En me renseignant pour un travail consacré au vieux George Bush (celui des années 90, qui a gagné la guerre du Golfe, lui), j'étais arrivé au constat (en très abrégé) que ce Bush-là avait manqué sa réélection en grosse partie à cause de la mauvaise santé économique du pays. C'est-à-dire que les électeurs n'ont pas tenu compte du succès des troupes américaines en Irak (au début des années 90 donc, il y a si longtemps) et de l'effondrement total du bloc communiste sous le mandat de Bush quand ils ont élu Clinton à sa place en 1992. Ils se sont focalisés sur autre chose : le chômage, l'économie. C'est intéressant, en matière politique, de s'intéresser non seulement à « pour qui » les gens votent, mais aussi « sur quoi ». L'économie ou les affaires extérieures ? Les belges : pour ou contre la scission de BHV ou pour ou contre telle ou telle mesure économique ? Le résultat final peut s'avérer très différent, un parti, ou un candidat, pouvant se montrer bien plus convaincant sur un sujet que sur un autre, par conséquent il tentera par tous les moyens d'orienter le débat vers le domaine dans lequel il excelle.

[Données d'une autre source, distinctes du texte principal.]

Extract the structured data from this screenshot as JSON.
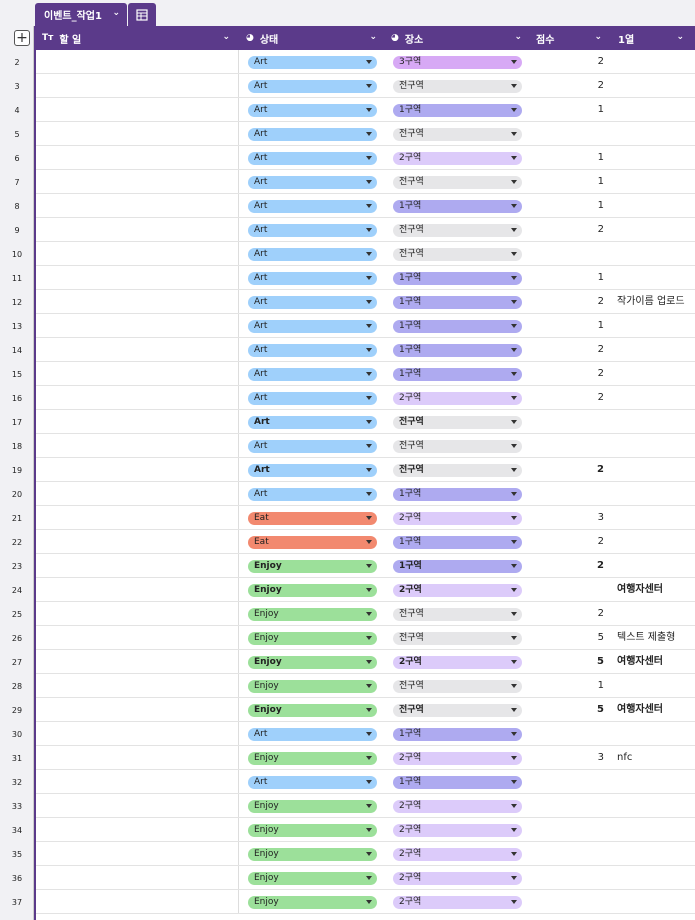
{
  "tab": {
    "name": "이벤트_작업1"
  },
  "columns": {
    "add": "+",
    "todo": {
      "icon": "Tт",
      "label": "할 일"
    },
    "status": {
      "label": "상태"
    },
    "place": {
      "label": "장소"
    },
    "score": {
      "label": "점수"
    },
    "col1": {
      "label": "1열"
    }
  },
  "colors": {
    "header_bg": "#5b3a8a",
    "Art": "#9fd0fb",
    "Eat": "#f2896f",
    "Enjoy": "#9ce09a",
    "3구역": "#d7a9f5",
    "전구역": "#e6e6e8",
    "1구역": "#aeaaf0",
    "2구역": "#dccbfa"
  },
  "rows": [
    {
      "n": "2",
      "status": "Art",
      "place": "3구역",
      "score": "2",
      "note": "",
      "bold": false
    },
    {
      "n": "3",
      "status": "Art",
      "place": "전구역",
      "score": "2",
      "note": "",
      "bold": false
    },
    {
      "n": "4",
      "status": "Art",
      "place": "1구역",
      "score": "1",
      "note": "",
      "bold": false
    },
    {
      "n": "5",
      "status": "Art",
      "place": "전구역",
      "score": "",
      "note": "",
      "bold": false
    },
    {
      "n": "6",
      "status": "Art",
      "place": "2구역",
      "score": "1",
      "note": "",
      "bold": false
    },
    {
      "n": "7",
      "status": "Art",
      "place": "전구역",
      "score": "1",
      "note": "",
      "bold": false
    },
    {
      "n": "8",
      "status": "Art",
      "place": "1구역",
      "score": "1",
      "note": "",
      "bold": false
    },
    {
      "n": "9",
      "status": "Art",
      "place": "전구역",
      "score": "2",
      "note": "",
      "bold": false
    },
    {
      "n": "10",
      "status": "Art",
      "place": "전구역",
      "score": "",
      "note": "",
      "bold": false
    },
    {
      "n": "11",
      "status": "Art",
      "place": "1구역",
      "score": "1",
      "note": "",
      "bold": false
    },
    {
      "n": "12",
      "status": "Art",
      "place": "1구역",
      "score": "2",
      "note": "작가이름 업로드",
      "bold": false
    },
    {
      "n": "13",
      "status": "Art",
      "place": "1구역",
      "score": "1",
      "note": "",
      "bold": false
    },
    {
      "n": "14",
      "status": "Art",
      "place": "1구역",
      "score": "2",
      "note": "",
      "bold": false
    },
    {
      "n": "15",
      "status": "Art",
      "place": "1구역",
      "score": "2",
      "note": "",
      "bold": false
    },
    {
      "n": "16",
      "status": "Art",
      "place": "2구역",
      "score": "2",
      "note": "",
      "bold": false
    },
    {
      "n": "17",
      "status": "Art",
      "place": "전구역",
      "score": "",
      "note": "",
      "bold": true
    },
    {
      "n": "18",
      "status": "Art",
      "place": "전구역",
      "score": "",
      "note": "",
      "bold": false
    },
    {
      "n": "19",
      "status": "Art",
      "place": "전구역",
      "score": "2",
      "note": "",
      "bold": true
    },
    {
      "n": "20",
      "status": "Art",
      "place": "1구역",
      "score": "",
      "note": "",
      "bold": false
    },
    {
      "n": "21",
      "status": "Eat",
      "place": "2구역",
      "score": "3",
      "note": "",
      "bold": false
    },
    {
      "n": "22",
      "status": "Eat",
      "place": "1구역",
      "score": "2",
      "note": "",
      "bold": false
    },
    {
      "n": "23",
      "status": "Enjoy",
      "place": "1구역",
      "score": "2",
      "note": "",
      "bold": true
    },
    {
      "n": "24",
      "status": "Enjoy",
      "place": "2구역",
      "score": "",
      "note": "여행자센터",
      "bold": true
    },
    {
      "n": "25",
      "status": "Enjoy",
      "place": "전구역",
      "score": "2",
      "note": "",
      "bold": false
    },
    {
      "n": "26",
      "status": "Enjoy",
      "place": "전구역",
      "score": "5",
      "note": "텍스트 제출형",
      "bold": false
    },
    {
      "n": "27",
      "status": "Enjoy",
      "place": "2구역",
      "score": "5",
      "note": "여행자센터",
      "bold": true
    },
    {
      "n": "28",
      "status": "Enjoy",
      "place": "전구역",
      "score": "1",
      "note": "",
      "bold": false
    },
    {
      "n": "29",
      "status": "Enjoy",
      "place": "전구역",
      "score": "5",
      "note": "여행자센터",
      "bold": true
    },
    {
      "n": "30",
      "status": "Art",
      "place": "1구역",
      "score": "",
      "note": "",
      "bold": false
    },
    {
      "n": "31",
      "status": "Enjoy",
      "place": "2구역",
      "score": "3",
      "note": "nfc",
      "bold": false
    },
    {
      "n": "32",
      "status": "Art",
      "place": "1구역",
      "score": "",
      "note": "",
      "bold": false
    },
    {
      "n": "33",
      "status": "Enjoy",
      "place": "2구역",
      "score": "",
      "note": "",
      "bold": false
    },
    {
      "n": "34",
      "status": "Enjoy",
      "place": "2구역",
      "score": "",
      "note": "",
      "bold": false
    },
    {
      "n": "35",
      "status": "Enjoy",
      "place": "2구역",
      "score": "",
      "note": "",
      "bold": false
    },
    {
      "n": "36",
      "status": "Enjoy",
      "place": "2구역",
      "score": "",
      "note": "",
      "bold": false
    },
    {
      "n": "37",
      "status": "Enjoy",
      "place": "2구역",
      "score": "",
      "note": "",
      "bold": false
    }
  ]
}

Les Chroniques de la guerre du sexe en Amérique se focalisent sur un facteur explicatif jugé décisif de la réélection de Bush en 2004 : le sexe, les affaires de viol, le sein de Janet Jackson dévoilé en plein Superbowl, le procès ultra-médiatique de son frère (avant qu'il ne redevienne un héros), le mariage gay, ou encore l'avortement. Les morts en Irak ? Quels morts en Irak ? A l'époque, la télé américaine n'en parle pas, ou peu. Pourquoi Bush s'en ferait pour l'opinion des américains sur la guerre en Irak alors que les grands médias sont focalisés sur de joyeuses embrassades gay à San Francisco ?
Pour en revenir au livre, je dirais tout d'abord qu'il est drôle. Il est également engagé : ce n'est rien de dire qu'il serait loin de faire l'unanimité aux Etats-Unis, les conservateurs en prennent en effet pour leur grade et sont quasi systématiquement raillés (ce qui n'est pas très subtil, mais a au moins le mérite de faire rire). De plus, il est intéressant, ne serait-ce que parce qu'il se focalise sur un domaine pas si souvent abordé et montre de manière assez claire l'importance prise par les « valeurs morales » dans l'opinion publique américaine (sans commune mesure avec leur poids en Europe) et comment ce sujet peut être instrumentalisé par un parti ou un autre, et ce à des fins purement électorales.
Enfin, ce livre a aussi le grand avantage de pouvoir prêter à débat : les sujets tels que l'avortement et le mariage homosexuel ne sont pas l'apanage des Etats-Unis et font l'actualité en Europe aussi. Si ces Chroniques se situent clairement du côté libéral sur le plan éthique, elles veulent avant tout montrer comment le sexe a pris une importance telle dans l'Amérique de Bush en 2004 qu'il a complètement occulté tout le reste. Libre à chacun maintenant de décider s'il est légitime de considérer les questions éthiques et sexuelles comme plus ou moins dignes d'intérêt que l'économie ou la guerre. Finalement, le plus délectable dans ces Chroniques reste comment Annette Lévy-Willard prend un malin plaisir à afficher le paradoxe de chrétiens conservateurs complètement obsédés par les questions sexuelles.